Mehrmals haben bayerische Beamte auf Adresslisten aus Wirtshäusern zugegriffen. Der Datenschutzbeauftragte kritisiert das scharf, Gastronomen fürchten noch mehr Einbußen.

Von Florian Fuchs, Augsburg

In Rosenheim geht es um einen Raubüberfall auf ein Schuhgeschäft, das Polizeipräsidium Oberbayern Süd bestätigt, anhand einer Gästeliste Zeugen gesucht zu haben. Das Bayerische Landeskriminalamt berichtet, dass Fahnder eine Gästeliste aus einer Gaststätte in der Umgebung von Starnberg angefordert haben, sie ermitteln in einem Rauschgiftfall. Die Registrierung von Gästen unter anderem in Lokalen soll Gesundheitsämtern helfen, Corona-Infektionsketten nachzuvollziehen. Nun aber gibt es im Freistaat Fälle, in denen die Polizei auf die Listen zurückgreift. Der Landesbeauftragte für Datenschutz, Thomas Petri, hat deshalb Prüfungen eingeleitet. "Das geht in Richtung Vorratsdatenspeicherung", kritisiert er - und fordert eine bundesweite gesetzliche Regelung, um den Zugriff der Strafverfolgungsbehörden auf die Daten einzuschränken.

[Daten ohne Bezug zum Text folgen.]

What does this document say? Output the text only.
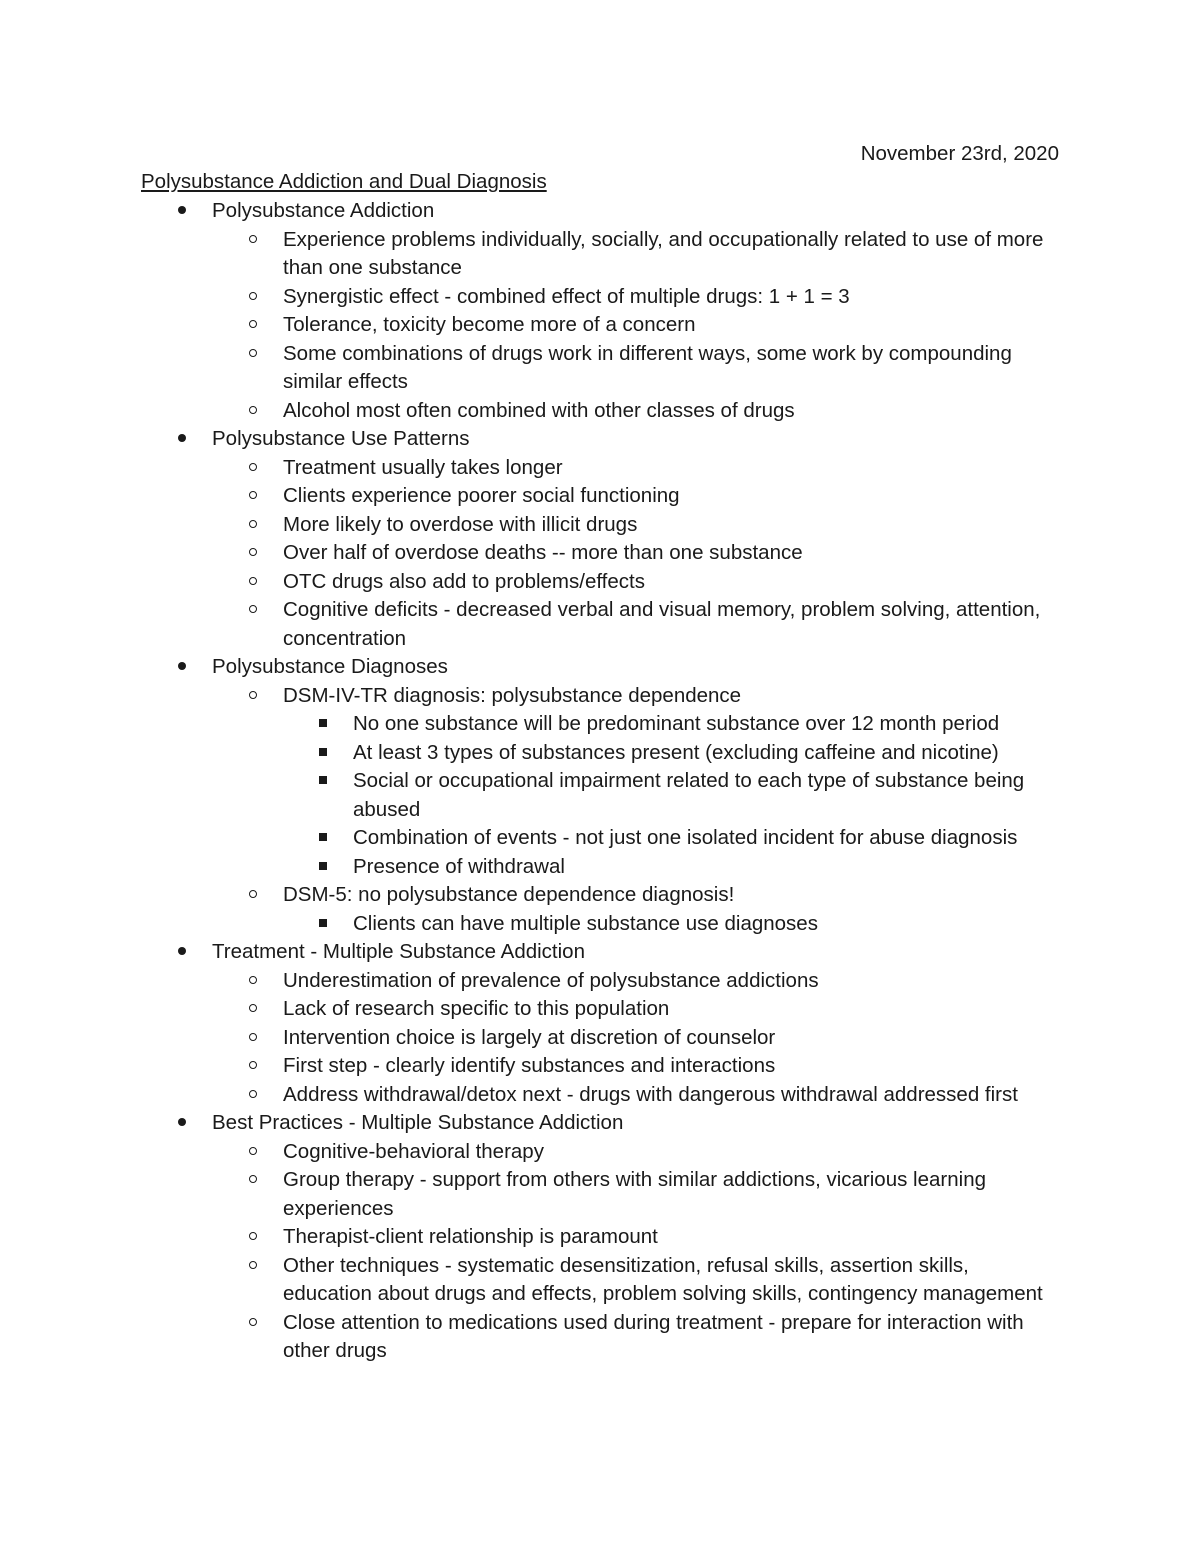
November 23rd, 2020
Polysubstance Addiction and Dual Diagnosis
Polysubstance Addiction
Experience problems individually, socially, and occupationally related to use of more than one substance
Synergistic effect - combined effect of multiple drugs: 1 + 1 = 3
Tolerance, toxicity become more of a concern
Some combinations of drugs work in different ways, some work by compounding similar effects
Alcohol most often combined with other classes of drugs
Polysubstance Use Patterns
Treatment usually takes longer
Clients experience poorer social functioning
More likely to overdose with illicit drugs
Over half of overdose deaths -- more than one substance
OTC drugs also add to problems/effects
Cognitive deficits - decreased verbal and visual memory, problem solving, attention, concentration
Polysubstance Diagnoses
DSM-IV-TR diagnosis: polysubstance dependence
No one substance will be predominant substance over 12 month period
At least 3 types of substances present (excluding caffeine and nicotine)
Social or occupational impairment related to each type of substance being abused
Combination of events - not just one isolated incident for abuse diagnosis
Presence of withdrawal
DSM-5: no polysubstance dependence diagnosis!
Clients can have multiple substance use diagnoses
Treatment - Multiple Substance Addiction
Underestimation of prevalence of polysubstance addictions
Lack of research specific to this population
Intervention choice is largely at discretion of counselor
First step - clearly identify substances and interactions
Address withdrawal/detox next - drugs with dangerous withdrawal addressed first
Best Practices - Multiple Substance Addiction
Cognitive-behavioral therapy
Group therapy - support from others with similar addictions, vicarious learning experiences
Therapist-client relationship is paramount
Other techniques - systematic desensitization, refusal skills, assertion skills, education about drugs and effects, problem solving skills, contingency management
Close attention to medications used during treatment - prepare for interaction with other drugs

Unter anderem die Bayerische Infektionsschutzmaßnahmenverordnung besagt, dass Gäste etwa in Wirtshäusern ihre Kontaktdaten hinterlassen müssen. Es ist eigentlich auch festgelegt, dass die erhobenen Daten ausschließlich auf Anforderung der zuständigen Gesundheitsbehörden und zur Nachverfolgung von möglichen Infektionswegen ausgewertet werden dürfen. Dass nun Polizisten diese Listen einsehen, ist nach Auslegung des Datenschutzbeauftragten Petri rechtlich wohl trotzdem nicht zu beanstanden: Die Strafprozessordnung regelt, dass die Polizei relevante Unterlagen in Abstimmung mit Staatsanwaltschaft und Gerichten beschlagnahmen darf - also auch Corona-Gästelisten, um etwa Zeugen zu kontaktieren. "Das verwundert uns schon sehr", klagt Thomas Geppert, Landesgeschäftsführer des Hotel- und Gaststättenverbands Dehoga. "Das war so nicht gedacht und von der Politik anders kommuniziert."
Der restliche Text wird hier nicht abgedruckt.